Чили перебежал улицу, вошел в здание и поднялся к офису «ЗигЗаг продакшнс». Было темно, только в конце коридора горел свет. Точно, кабинет Гарри, но человек, посмотревший из-за стола на вошедшего Чили, уборщицей не являлся.
Это был черный лимузинщик Бо Кэтлетт с очками на носу и раскрытым сценарием в руках.
– Знаешь, – возвестил Кэтлетт, – совсем неплохо. Этот «Мистер Лавджой». Название дерьмовое, а сюжет захватывает.
14
Чили шел к столу с мыслью, что нужно приколотить этого парня прямо сейчас – не говоря ни слова, дать телефонным аппаратом по башке, придушить телефонным шнуром и выволочь из кабинета. Правда, парень не взламывал дверь, ничего не крал, просто сидел в очках и читал сценарий.
– Знаешь, я начал читать и не смог оторваться, – сказал он. – Осталось пятнадцать страниц до конца. Лавджой выходит с сестрой из здания суда и не понимает, что же такое с ним сделали.
Чили приблизился к одному из кресел перед столом.
– Страшно хочу узнать, чем это все закончится, но не рассказывай, не рассказывай. Я понимаю, почему Гарри не терпится снять этот фильм.

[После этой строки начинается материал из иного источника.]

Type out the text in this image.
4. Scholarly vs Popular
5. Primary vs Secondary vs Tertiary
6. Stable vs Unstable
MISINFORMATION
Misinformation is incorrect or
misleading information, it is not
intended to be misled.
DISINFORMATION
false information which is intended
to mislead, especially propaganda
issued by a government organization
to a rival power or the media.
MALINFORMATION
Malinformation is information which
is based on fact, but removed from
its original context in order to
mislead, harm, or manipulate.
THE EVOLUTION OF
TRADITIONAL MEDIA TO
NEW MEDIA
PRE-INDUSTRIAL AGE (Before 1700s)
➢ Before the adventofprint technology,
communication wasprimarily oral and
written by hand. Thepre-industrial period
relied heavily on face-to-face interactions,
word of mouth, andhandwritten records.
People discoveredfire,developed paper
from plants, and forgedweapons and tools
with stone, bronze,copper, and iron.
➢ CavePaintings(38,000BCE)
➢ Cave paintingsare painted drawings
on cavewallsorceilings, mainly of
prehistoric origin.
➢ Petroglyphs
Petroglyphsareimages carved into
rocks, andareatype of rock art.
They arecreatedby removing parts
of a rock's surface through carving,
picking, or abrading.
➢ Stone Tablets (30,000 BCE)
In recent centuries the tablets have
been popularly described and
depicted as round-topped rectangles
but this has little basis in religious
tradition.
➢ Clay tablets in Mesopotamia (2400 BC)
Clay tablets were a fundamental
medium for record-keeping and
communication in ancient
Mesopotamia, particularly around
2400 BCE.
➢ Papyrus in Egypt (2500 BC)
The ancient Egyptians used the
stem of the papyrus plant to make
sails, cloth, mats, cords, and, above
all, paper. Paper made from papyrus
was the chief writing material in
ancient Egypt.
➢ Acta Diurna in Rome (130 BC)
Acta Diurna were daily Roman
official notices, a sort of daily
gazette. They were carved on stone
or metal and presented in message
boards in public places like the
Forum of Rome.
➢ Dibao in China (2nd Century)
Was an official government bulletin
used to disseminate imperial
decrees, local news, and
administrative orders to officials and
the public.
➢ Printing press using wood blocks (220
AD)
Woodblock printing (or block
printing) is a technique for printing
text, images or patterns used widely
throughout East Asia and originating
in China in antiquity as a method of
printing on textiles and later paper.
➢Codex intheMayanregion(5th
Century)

Парень рассуждал о сценарии, но одновременно как бы говорил Чили: «Что ж, посмотрим, насколько ты крутой».
Чили расположился в кресле, расстегнул пиджак костюма в полоску, чтобы было удобно, и сказал:
– Название мне тоже не нравится.
На мгновение в туманном взгляде парня вновь проявился намек на улыбку.
– Я ведь сразу понял, что Гарри врет, – сообщил Кэтлетт. – Еще когда он сказал, что сценарий дерьмовый, а сам вцепился в него так, что пришлось бы сломать ему пальцы, чтобы отобрать папку. – Он замолчал на мгновение. – Я просто пытаюсь объяснить тебе свое присутствие здесь, на тот случай если ты вдруг подумал, что я заявился обворовать офис, лишить мужика всего этого пыльного дерьма.
– Я никогда не считал тебя грабителем, – возразил Чили, – учитывая то, как ты одеваешься. Но сразу понял, где ты работаешь, когда не катаешь людей на лимузине.
– Смешно, но то же самое я подумал о тебе. Редко увидишь хорошо одетого человека твоей профессии, а на тебе, надо признать, отличный костюм.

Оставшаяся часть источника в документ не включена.